Justiça nega prisão de empresários acusados de torturar funcionários na BA

Um dos empregados diz que teve mãos queimadas com ferro de passar roupa, e o outro, que recebeu pauladas

O Tribunal de Justiça da Bahia negou o pedido de prisão preventiva dos empresários Alexandre Santos Carvalho e Diógenes Carvalho Souza, denunciados sob acusação do crime de tortura contra os funcionários Willian de Jesus Conceição e Marcos Eduardo Serra Silva.

Os dois jovens negros teriam sido torturados por supostamente terem furtado mercadorias e R$ 30 da loja de Salvador. Ocorridas em agosto, as agressões teriam sido cometidas, filmadas e divulgadas pelos dois denunciados pelo Ministério Público da Bahia. Os vídeos registrados pelos supostos torturadores viralizaram na internet.

O advogado Otto Lopes, que representa os dois acusados, definiu a decisão do juiz de negar a prisão como acertada e corajosa.

Marcos Silva aparece em um vídeo recebendo pauladas nas mãos, que teriam sido proferidas por Souza em 21 de agosto. Já Willian Conceição teria sofrido queimaduras nas mãos provocadas por um ferro de passar, dois dias depois do colega.

Em um dos vídeos, Conceição, 24, aparece seminu, com um pano na boca para abafar os gritos de dor, quando recebem a ordem para exibir o artigo 171 do Código Penal —em referência ao crime de estelionato—gravado nas mãos, a ferro quente, pelos agressores.

“Eles [os empregadores] acusavam todos os funcionários de furto. Então, eles descontavam no pagamento semanal da gente. Eu não roubei nada”, declarou à época Conceição à Folha. “Eles disseram que eu ia sofrer como no tempo da escravidão. Tive medo de morrer”, disse.

No outro vídeo, Silva é obrigado a contar as pauladas desferidas por Souza, sob narração de Carvalho. Na gravação, o empresário afirma que colocou R$ 30 debaixo do balcão para testar a honestidade do funcionário.
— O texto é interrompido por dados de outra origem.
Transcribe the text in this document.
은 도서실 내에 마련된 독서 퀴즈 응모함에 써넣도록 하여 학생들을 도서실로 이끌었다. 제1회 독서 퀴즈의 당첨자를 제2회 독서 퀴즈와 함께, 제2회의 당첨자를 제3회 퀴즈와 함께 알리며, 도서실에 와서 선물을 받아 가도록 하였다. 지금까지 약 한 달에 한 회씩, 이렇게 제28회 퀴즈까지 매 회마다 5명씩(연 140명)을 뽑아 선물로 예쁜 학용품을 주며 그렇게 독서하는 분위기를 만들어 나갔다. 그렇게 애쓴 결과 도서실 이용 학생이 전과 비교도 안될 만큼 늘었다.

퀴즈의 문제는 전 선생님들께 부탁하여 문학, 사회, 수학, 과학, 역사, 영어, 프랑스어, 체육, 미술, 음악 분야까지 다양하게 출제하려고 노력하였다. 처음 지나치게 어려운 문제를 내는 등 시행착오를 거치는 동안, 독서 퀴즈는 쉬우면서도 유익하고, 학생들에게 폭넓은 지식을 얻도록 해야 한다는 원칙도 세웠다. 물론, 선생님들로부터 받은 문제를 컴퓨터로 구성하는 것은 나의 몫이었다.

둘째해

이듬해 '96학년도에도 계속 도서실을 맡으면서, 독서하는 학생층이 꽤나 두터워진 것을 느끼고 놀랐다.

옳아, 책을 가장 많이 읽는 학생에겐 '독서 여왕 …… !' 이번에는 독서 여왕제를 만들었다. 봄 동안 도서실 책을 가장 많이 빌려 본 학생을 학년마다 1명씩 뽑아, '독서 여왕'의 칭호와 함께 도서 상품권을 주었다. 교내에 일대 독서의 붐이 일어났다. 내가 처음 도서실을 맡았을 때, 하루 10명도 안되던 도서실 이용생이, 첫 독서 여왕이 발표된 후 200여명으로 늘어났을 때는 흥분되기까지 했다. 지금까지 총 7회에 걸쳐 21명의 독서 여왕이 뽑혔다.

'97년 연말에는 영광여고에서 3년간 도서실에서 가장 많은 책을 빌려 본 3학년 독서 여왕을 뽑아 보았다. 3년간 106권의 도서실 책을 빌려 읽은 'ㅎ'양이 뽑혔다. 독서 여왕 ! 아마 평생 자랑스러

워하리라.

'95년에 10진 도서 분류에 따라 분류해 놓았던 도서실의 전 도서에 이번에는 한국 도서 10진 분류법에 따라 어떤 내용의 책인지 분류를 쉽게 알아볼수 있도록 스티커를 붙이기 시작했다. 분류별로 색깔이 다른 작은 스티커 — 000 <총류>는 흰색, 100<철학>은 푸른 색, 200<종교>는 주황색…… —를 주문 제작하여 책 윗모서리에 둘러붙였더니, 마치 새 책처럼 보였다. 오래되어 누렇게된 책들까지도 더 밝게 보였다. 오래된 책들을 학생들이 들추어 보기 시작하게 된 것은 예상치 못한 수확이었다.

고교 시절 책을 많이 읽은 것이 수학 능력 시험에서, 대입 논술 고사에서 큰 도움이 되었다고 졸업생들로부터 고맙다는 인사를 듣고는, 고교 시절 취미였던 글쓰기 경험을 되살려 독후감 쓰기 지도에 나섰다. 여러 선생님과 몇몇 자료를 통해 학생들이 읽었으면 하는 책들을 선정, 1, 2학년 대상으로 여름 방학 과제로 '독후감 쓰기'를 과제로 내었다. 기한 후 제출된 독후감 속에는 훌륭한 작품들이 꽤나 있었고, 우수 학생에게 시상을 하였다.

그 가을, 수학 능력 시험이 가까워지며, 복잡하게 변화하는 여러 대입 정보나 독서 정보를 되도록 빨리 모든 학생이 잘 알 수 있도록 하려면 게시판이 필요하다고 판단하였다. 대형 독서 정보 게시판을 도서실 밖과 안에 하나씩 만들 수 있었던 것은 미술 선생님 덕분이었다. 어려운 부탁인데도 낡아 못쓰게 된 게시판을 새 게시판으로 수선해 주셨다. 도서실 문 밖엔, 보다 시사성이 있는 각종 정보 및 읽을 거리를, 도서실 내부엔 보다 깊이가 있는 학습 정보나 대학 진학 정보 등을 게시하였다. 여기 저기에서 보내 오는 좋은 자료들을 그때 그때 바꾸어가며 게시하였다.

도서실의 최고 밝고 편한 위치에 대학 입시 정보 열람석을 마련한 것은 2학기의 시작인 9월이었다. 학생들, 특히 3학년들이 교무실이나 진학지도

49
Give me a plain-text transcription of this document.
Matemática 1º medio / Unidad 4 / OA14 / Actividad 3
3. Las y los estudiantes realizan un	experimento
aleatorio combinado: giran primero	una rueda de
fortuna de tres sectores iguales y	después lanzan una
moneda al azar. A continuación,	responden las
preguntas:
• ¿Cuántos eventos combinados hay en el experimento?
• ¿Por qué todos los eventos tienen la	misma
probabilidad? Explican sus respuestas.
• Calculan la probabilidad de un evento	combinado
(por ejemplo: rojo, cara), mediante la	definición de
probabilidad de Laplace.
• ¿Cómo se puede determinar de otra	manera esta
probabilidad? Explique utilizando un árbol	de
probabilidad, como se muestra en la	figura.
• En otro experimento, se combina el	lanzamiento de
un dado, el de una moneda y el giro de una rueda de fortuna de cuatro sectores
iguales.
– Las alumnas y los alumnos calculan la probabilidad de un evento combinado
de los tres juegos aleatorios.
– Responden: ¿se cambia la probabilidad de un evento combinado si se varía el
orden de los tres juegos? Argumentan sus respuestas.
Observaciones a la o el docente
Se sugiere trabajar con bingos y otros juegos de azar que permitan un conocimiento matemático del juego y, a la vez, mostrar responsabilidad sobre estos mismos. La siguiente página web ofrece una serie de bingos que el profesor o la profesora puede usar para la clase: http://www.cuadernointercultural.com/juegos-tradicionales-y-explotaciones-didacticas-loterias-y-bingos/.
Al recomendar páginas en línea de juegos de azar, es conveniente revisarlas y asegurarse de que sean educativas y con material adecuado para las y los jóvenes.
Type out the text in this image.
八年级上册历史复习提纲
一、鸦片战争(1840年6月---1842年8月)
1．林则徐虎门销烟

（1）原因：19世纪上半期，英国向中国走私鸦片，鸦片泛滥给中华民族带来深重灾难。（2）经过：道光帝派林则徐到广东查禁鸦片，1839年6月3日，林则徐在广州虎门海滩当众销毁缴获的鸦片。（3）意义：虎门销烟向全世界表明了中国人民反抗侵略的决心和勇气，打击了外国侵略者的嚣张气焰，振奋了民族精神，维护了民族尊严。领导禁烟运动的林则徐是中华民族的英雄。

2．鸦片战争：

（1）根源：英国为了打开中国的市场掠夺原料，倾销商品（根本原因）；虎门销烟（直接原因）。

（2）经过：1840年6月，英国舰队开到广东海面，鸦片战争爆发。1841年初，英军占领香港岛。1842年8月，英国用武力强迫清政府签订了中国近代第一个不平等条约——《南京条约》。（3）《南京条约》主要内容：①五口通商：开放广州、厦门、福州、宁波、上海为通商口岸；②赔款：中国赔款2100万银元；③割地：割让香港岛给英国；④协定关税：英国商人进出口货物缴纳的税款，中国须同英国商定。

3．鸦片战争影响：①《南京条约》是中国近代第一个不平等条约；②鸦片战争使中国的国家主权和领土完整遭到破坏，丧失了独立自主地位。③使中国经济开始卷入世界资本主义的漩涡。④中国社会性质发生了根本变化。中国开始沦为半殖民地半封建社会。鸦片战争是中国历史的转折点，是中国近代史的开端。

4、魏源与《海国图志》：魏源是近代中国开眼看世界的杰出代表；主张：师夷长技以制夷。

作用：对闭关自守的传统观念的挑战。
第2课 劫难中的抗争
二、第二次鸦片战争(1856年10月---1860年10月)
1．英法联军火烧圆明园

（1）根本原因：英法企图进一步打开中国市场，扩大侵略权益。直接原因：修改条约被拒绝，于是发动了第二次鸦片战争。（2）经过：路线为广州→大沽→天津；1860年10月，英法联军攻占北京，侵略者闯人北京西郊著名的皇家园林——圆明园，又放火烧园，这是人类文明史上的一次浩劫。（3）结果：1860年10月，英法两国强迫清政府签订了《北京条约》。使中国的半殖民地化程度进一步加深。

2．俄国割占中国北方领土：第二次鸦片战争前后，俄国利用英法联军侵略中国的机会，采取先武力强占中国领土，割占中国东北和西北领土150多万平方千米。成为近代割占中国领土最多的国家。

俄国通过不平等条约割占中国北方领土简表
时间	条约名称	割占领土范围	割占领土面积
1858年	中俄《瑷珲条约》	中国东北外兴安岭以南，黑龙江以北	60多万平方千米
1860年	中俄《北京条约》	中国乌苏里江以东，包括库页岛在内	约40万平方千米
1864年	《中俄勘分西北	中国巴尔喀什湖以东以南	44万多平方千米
“Ó pessoal, mais um ladrão aqui. Trabalhou para mim aqui, a gente deu moral, deu confiança. Aí ele metendo mão no dinheiro. Botei uma isca para ele. Falei com meu primo aqui, que eu ia pegar ele […] Agora, ele tá colhendo o que ele plantou”, diz Carvalho no vídeo.

A decisão de negar o pedido do MP foi tomada na sexta-feira (21) pelo juiz José Reginaldo Costa Rodrigues Nogueira. Na avaliação do magistrado, à qual a Folha teve acesso, não havia motivo para aplicação de medida segregadora em desfavor dos denunciados.

Detalhe de mãos com marcas de queimadura; Polícia Civil e Ministério Público do Trabalho apuram denúncia – Reprodução/TV Bahia

No documento, o juiz diz que, apesar dos argumentos apresentados pelo MP –circunstâncias do fato delituoso e conveniência da instrução criminal–, não haveria necessidade de decretar medida extrema de segregação cautelar dos acusados.

“Apura-se dos autos que os acusados têm endereços fixos, profissões definidas e não possuem situação criminal desfavorável, tendo, inclusive, já constituído advogado”, argumentou o magistrado na decisão.

Nogueira agendou audiência de instrução e julgamento para o dia 19 de abril de 2023, às 14h, por videoconferência. “Salvo impossibilidade técnica ou objeção expressa e fundamentada das partes”, afirmou, na decisão.

Na avaliação do advogado Otto Lopes, a gravidade de uma acusação criminal, por si só, não é fundamento para decretar uma prisão preventiva.

“E o magistrado, após o requerimento ministerial e a manifestação da defesa, entendeu que não estavam os fundamentos para a decretação da prisão”, disse. “Tratam-se de réus primários, que estão colaborando com todo o curso processual.”